In a recently published article on the app, I argue that the very structure of locative media can be theorized as a queer mechanic. I argue that “a productive and underrepresented setting for queer play is the space of the city itself and that the hybrid reality of locative media provides particular affordances to enable particularly queer navigations, occupations, and constructions of queer urban space” (Engel 2016). I am now exploring and fleshing out other theoretical underpinnings of the game’s composition, specifically the role of public space, public memory, and countermemory in creating a queer game space. I imagine this talk to be exploratory and open-ended, rather than presenting a tightly crafted argument. My goal is to engage in a conversation about how to think about queer spaces, and how to enact them in a locative/hybrid environment.

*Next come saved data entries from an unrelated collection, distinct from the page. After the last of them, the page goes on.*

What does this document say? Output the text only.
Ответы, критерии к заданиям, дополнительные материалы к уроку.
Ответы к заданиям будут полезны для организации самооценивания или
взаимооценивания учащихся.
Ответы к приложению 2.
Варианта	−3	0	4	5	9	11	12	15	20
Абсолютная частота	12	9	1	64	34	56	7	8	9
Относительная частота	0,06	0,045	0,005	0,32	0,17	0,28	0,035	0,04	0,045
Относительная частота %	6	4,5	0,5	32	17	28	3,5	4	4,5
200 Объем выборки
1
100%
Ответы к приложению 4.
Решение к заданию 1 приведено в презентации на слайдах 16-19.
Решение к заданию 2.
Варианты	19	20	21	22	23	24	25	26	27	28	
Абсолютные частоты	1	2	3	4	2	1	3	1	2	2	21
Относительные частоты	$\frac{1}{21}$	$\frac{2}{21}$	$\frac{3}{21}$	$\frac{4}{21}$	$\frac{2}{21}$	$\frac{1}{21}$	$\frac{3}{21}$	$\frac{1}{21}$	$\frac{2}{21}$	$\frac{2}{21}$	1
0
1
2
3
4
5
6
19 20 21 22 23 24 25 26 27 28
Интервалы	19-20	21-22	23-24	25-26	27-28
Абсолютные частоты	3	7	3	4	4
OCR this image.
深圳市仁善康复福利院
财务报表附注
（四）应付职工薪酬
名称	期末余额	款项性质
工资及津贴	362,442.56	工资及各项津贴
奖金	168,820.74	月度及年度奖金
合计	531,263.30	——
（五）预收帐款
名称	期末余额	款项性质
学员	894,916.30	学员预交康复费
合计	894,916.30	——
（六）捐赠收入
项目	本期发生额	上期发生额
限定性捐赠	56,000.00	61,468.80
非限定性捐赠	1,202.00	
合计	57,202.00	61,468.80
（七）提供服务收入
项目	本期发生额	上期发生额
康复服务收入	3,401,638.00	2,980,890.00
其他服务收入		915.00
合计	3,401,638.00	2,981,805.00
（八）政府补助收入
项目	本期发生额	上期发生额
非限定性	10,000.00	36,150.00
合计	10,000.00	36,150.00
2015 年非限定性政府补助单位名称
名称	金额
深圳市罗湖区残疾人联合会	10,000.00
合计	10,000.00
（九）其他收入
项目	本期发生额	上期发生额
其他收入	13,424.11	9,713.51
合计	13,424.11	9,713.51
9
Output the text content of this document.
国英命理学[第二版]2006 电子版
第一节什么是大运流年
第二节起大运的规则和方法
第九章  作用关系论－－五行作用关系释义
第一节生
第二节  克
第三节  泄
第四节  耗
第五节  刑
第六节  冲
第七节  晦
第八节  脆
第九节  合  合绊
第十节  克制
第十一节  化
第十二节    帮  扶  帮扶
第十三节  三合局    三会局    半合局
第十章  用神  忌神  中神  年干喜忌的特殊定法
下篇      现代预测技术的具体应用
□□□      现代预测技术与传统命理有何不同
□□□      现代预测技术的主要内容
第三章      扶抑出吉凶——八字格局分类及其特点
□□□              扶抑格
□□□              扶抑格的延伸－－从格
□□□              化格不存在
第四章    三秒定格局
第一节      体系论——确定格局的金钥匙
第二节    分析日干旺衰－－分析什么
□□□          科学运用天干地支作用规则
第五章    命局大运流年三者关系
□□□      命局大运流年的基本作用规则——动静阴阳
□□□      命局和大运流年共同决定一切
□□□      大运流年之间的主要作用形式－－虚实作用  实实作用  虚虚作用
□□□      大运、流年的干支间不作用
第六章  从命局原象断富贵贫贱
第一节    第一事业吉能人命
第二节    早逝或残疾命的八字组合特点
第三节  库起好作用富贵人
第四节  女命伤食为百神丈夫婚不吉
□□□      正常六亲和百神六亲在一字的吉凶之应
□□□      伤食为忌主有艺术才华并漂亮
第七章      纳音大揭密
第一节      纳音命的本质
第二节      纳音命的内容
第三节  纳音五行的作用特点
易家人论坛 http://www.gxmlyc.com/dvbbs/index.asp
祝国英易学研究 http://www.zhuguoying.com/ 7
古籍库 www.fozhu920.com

Maureen Engel is Assistant Professor and Director of Humanities Computing at the University of Alberta, and Director of the Canadian Institute for Research Computing in Arts (CIRCA). Formally trained as a textual scholar, her background is in cultural studies, queer theory, and feminist theory. Her principal research area is the spatial humanities, and the intricate relationships that inhere in and develop from the concepts of space, place, history, and narrative.